8.2. Aus dem Gesamtzusammenhang ihres Vorbringens ergibt sich, dass die Klägerin bei der Fassung des Unterlassungsbegehrens mit den Wendungen „zu veröffentlichen" und „zu verbreiten" offenbar die beanstandete Verletzungshandlung „[im Internet] zur Verfügung zu stellen" näher erläutern und konkretisieren wollte. Versteht man ihr Begehren in diesem Sinn, ist es auch berechtigt:

8.3. Jede Veröffentlichung enthält gleichzeitig auch einen Akt der Werknutzung (Dillenz aaO § 8 Rz 6; 4 Ob 2363/96 = SZ 69/283 = MR 1997, 93 [M. Walter] - Head-Kaufvertrag). Dies gilt freilich auch umgekehrt: Durch eine der Öffentlichkeit zugängliche Werknutzung (hier: Verwendung des Werks zur Sichtbarmachung im Rahmen des Internet-Auftritts der Zweitbeklagten) wird das Werk gleichzeitig auch (wiederholte Male) veröffentlicht und verbreitet. Das in diesem Sinn aufzufassende Begehren - verboten soll ja insbesondere nicht werden, das Werk erstmals zu veröffentlichen - ist dann aber berechtigt, weil es das von den Beklagten verletzte Verwertungsrecht nach § 18a UrhG nur mit anderen als den verba legalia näher umschreibt.
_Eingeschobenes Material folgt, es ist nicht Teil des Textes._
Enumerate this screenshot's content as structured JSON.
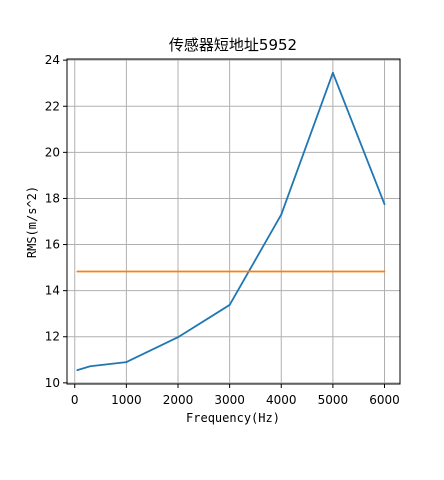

9. Gemäß § 391 Abs 1 Satz 1 EO hat der Beschluss, durch welchen eine einstweilige Verfügung bewilligt wird, die Zeit zu bestimmen, für welche diese Verfügung getroffen wird. Das Gericht ist dabei nicht an Anträge der Parteien gebunden, sondern hat die einstweilige Verfügung auch von Amts wegen zu befristen (Kodek in Angst, EO § 391 Rz 1 mwN; 4 Ob 244/02i).

10. Dem Revisionsrekurs ist Folge zu geben und der erstgerichtliche Beschluss mit der Maßgabe wiederherzustellen, dass die fehlende Befristung zu ergänzen ist.

11. Die Entscheidung über die Kosten der Klägerin beruht auf § 393 Abs 1 EO; jene über die Kosten der Beklagten auf §§ 393 Abs 1 EO iVm 40, 50 ZPO.